(Ottawa) Major-General Dany Fortin has decided to appeal after a Federal Court judge quashed his request to be reinstated as head of Canada’s COVID-19 vaccination campaign.
Dany Fortin’s legal team filed a notice of appeal of the verdict on Friday, saying Judge Ann Marie McDonald made errors in her ruling last week that the senior officer should have filed a complaint with the army before going to court.
“The judge made many serious legal errors in her decision, which Major-General Fortin is asking the Federal Court of Appeal to overturn,” lawyer Natalia Rodriguez said in a statement.
Major-General Fortin is fighting for his reinstatement after being abruptly removed from his post as chief of the vaccination deployment in May due to a police investigation which resulted in a charge of sexual assault.
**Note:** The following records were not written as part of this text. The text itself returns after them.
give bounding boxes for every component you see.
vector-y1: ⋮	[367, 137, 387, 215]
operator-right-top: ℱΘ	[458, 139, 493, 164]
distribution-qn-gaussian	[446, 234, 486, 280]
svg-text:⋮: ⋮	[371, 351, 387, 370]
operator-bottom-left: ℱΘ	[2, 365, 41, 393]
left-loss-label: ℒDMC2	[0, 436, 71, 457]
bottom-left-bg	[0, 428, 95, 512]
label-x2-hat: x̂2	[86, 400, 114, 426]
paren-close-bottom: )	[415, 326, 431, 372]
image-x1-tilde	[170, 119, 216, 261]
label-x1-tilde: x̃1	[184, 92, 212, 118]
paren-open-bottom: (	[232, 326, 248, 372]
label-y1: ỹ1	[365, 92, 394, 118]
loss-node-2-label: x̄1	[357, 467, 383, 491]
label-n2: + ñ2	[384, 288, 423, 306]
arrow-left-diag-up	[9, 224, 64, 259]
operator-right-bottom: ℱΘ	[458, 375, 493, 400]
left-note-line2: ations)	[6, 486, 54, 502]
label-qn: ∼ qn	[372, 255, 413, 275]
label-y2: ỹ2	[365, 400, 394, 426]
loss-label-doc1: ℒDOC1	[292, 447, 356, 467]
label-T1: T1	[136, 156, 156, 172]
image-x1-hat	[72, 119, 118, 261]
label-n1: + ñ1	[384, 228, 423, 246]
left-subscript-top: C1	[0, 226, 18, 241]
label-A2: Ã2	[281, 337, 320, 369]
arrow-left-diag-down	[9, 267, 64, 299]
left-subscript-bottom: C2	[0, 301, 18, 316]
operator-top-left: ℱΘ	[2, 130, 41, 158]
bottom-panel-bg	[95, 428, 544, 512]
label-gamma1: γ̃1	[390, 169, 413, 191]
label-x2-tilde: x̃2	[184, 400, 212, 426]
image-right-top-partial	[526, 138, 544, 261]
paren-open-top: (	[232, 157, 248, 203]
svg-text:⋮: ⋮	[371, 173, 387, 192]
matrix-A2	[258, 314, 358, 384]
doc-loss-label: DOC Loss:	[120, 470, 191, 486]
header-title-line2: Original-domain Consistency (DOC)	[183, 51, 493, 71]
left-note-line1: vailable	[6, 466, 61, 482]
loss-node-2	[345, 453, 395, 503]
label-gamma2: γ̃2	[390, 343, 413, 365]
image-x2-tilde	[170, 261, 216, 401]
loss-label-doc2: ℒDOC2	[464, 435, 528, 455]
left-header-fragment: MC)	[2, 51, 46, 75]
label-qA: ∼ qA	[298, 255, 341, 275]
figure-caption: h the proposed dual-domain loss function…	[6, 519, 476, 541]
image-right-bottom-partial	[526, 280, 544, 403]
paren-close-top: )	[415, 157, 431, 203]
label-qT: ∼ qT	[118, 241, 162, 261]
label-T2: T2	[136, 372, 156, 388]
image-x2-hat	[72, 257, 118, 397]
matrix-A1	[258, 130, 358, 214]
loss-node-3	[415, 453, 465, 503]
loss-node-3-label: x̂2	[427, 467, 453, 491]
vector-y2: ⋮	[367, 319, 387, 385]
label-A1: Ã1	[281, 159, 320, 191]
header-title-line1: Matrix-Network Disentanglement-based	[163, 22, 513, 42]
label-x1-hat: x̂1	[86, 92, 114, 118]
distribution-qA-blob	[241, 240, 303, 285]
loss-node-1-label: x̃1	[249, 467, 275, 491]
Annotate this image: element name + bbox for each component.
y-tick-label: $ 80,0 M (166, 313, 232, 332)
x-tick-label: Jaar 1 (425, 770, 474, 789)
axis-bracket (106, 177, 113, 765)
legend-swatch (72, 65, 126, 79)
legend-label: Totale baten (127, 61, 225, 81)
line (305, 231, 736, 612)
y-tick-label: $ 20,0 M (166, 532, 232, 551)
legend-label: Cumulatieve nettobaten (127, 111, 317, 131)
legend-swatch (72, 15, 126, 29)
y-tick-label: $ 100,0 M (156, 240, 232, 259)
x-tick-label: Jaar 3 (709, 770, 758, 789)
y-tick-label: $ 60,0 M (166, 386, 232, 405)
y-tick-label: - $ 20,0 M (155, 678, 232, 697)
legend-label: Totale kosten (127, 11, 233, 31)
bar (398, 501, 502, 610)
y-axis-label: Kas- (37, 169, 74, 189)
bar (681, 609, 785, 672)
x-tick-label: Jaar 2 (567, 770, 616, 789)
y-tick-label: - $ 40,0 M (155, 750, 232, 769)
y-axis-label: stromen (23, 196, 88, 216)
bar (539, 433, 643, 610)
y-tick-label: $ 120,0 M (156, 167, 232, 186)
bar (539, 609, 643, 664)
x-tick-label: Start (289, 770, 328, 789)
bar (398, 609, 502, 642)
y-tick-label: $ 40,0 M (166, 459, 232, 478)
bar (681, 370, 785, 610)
The senior army officer, who previously served in Afghanistan and commanded a NATO training mission in Iraq before being assigned last November to lead the federal government’s vaccination campaign, has been officially charged with one count of sexual assault in August.
This case, which concerns an alleged incident dating from 1988, is due to return to a Quebec court on November 5.
Dany Fortin has proclaimed his innocence and accused Prime Minister Justin Trudeau and other senior Liberal government officials of excluding him from the vaccination campaign for purely political reasons.
During two days of court hearings last month, Dany Fortin’s legal team argued that the military’s grievance system was not the right place to decide whether his dismissal was appropriate , given the political nature of the decision.
His lawyers have also voiced concerns about the military grievance system, citing a recent review by retired Supreme Court Judge Morris Fish who found long delays and ultimately described the whole system as ” broken ”and in need of urgent reform.
But Justice McDonald rejected these arguments, writing: “In my opinion, the Major-General’s high-profile profile, his position, and the allegations of political interference are not exceptional circumstances that allow him to bypass the internal process of grievance resolution. ”
Regarding concerns over the grievance system, Justice McDonald noted that Acting Chief of Defense General Wayne Eyre had issued further orders to address issues identified in Justice Fish’s report, adding that any concerns about unnecessary delays were “purely speculative”.
By challenging Justice McDonald’s decision in the Federal Court of Appeal, Dany Fortin’s lawyers argue that the judge made several errors in determining that the grievance system was the appropriate forum to hear the case.
Among their arguments is the fact that the grievance system was not designed to deal with decisions made outside the military chain of command, in this case by politicians. They also argue that the judge did not fully take into account the temporal notions surrounding the case.
Dany Fortin’s lawyers are asking that the case be referred to Federal Court for another judge to hear.
Defense Minister Harjit Sajjan’s office declined to comment.